In October 2013 Marlene Benítez and other members of the community returned to Pedeguita Mansilla, which they had been forced to abandon 16 years ago after they were forcibly displaced by paramilitaries. The community found that their lands had been occupied by powerful economic interests. The Pedeguita Mansilla Community Council has been claiming their collective territories back for many years. In 2014 the Ministry of Defence blocked a request for precautionary measures for the Pedeguita Mansilla community requested by the state’s Land Restitution Unit. On 6 March 2015, days before the attack, a request for precautionary measures supported by the Office of the Human Rights Ombudsman, was rejected by a land restitution judge in Quibdó, Chocó Department, arguing that there was no apparent threat.

ADDITIONAL INFORMATION

In the late1990s, paramilitaries, either acting alone or in collusion with the armed forces, were responsible for killings, death threats and the forced displacement of numerous Afro-descendant, Afro-mestizo and Indigenous People in Chocó Department, including in the Jiguamiandó and Curvaradó River Basins, the neighbouring community of Pedeguita Mansilla and the Indigenous reservation (resguardo) of Urada-Jiguamiandó.

Since then, the Afro-descendant and Afro-mestizo people in these areas have faced repeated threats and killings at the hands of paramilitary groups operating in close collusion with the armed forces and economic interests as they attempt to reclaim their lands. The lands are located within the collective land titles granted to Afro-descendant communities in the region. These interests have sought to develop large-scale agricultural projects, including African palm and cattle ranching, within the lands recognized as part of the collective land titles of the Afro-descendant communities. Similarly, when members of the neighbouring Pedeguita Mansilla community began to return to their lands in October 2013 they began receiving paramilitary death threats.

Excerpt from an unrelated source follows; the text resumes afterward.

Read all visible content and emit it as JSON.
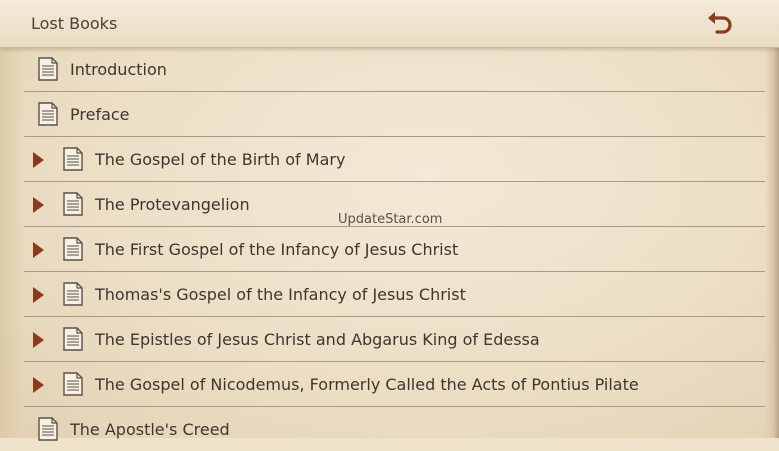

In June 2011 a Victims and Land Restitution Law with Decree Laws for the restitution of collective territories of Afro-Descendant and Indigenous communities was approved and came into force at the beginning of 2012. The Pedeguita Mansilla Community Council is seeking to get their land back under this new legal framework. So far only one Indigenous collective territory and no Afro-descendant territory has been returned.

Paramilitaries have previously threatened Marlene Benítez stating that they had received the land the community is claiming from a woman closely linked to paramilitary structures operating in the north-west of Colombia.